Osteonecrosis of other bones: Cases of osteonecrosis of other bones (including femur, hip, knee and humerus) have also been reported; however, causality has not been determined in the population treated with Aclasta.
Atypical fractures of the femur: Atypical subtrochanteric and diaphyseal femoral fractures have been reported in association with bisphosphonate therapy, primarily in patients receiving long-term treatment for osteoporosis. These transverse or short oblique fractures can occur anywhere along the femur from just below the lesser trochanter to just above the supracondylar flare. These fractures occur after minimal or no trauma and some patients experience thigh or groin pain weeks to months before a completed femoral fracture.

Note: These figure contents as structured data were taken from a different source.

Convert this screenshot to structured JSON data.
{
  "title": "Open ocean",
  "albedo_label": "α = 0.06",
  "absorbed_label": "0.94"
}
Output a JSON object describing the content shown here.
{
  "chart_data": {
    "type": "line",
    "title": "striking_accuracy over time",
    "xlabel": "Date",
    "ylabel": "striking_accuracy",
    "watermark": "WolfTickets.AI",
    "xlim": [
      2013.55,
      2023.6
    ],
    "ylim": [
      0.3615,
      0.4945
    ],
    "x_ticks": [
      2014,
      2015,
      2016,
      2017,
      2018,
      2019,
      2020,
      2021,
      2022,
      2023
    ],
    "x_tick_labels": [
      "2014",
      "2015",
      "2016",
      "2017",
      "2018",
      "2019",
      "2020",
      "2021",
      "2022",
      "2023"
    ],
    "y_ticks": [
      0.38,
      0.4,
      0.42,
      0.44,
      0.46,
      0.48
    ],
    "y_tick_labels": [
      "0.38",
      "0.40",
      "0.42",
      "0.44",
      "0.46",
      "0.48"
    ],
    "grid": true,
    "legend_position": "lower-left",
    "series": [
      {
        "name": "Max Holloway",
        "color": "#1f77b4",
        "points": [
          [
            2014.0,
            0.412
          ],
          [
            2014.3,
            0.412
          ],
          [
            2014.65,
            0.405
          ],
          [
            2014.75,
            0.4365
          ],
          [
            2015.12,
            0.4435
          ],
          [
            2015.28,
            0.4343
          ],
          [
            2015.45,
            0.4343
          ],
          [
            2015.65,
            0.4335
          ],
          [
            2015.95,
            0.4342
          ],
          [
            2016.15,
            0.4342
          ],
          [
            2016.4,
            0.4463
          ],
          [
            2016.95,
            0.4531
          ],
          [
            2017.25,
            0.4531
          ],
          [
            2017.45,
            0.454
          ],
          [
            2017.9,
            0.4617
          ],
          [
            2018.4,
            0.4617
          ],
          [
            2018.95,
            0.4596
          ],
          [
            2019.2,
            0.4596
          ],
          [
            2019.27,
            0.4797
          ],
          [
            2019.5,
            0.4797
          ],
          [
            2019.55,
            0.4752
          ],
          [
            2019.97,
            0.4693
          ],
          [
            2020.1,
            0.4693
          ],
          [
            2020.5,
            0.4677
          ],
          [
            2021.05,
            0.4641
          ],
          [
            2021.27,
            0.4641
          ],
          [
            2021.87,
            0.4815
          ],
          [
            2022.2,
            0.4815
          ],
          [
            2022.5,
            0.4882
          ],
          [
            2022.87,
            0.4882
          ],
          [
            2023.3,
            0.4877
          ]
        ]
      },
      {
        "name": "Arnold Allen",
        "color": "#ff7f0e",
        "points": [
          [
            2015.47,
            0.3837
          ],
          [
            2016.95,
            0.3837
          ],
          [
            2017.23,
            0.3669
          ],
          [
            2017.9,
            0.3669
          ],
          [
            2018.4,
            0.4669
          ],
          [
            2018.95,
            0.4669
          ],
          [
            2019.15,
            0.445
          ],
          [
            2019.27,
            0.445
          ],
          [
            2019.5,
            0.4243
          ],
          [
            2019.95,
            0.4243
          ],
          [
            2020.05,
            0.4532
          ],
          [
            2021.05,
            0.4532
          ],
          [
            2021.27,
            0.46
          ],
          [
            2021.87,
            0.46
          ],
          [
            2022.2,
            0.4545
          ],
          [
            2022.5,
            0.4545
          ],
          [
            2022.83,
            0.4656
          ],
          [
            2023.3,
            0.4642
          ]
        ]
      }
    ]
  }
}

Fractures are often bilateral; therefore the contralateral femur should be examined in bisphosphonate-treated patients who have sustained a femoral shaft fracture. Poor healing of these fractures has also been reported. Discontinuation of bisphosphonate therapy in patients suspected to have an atypical femur fracture should be considered pending an individual benefit risk assessment. Causality has not been established as these fractures also occur in osteoporotic patients who have not been treated with bisphosphonates.
During bisphosphonate treatment, including Aclasta, patients should be advised to report any thigh, hip or groin pain and any patient with such symptoms should be evaluated for possible femur fracture.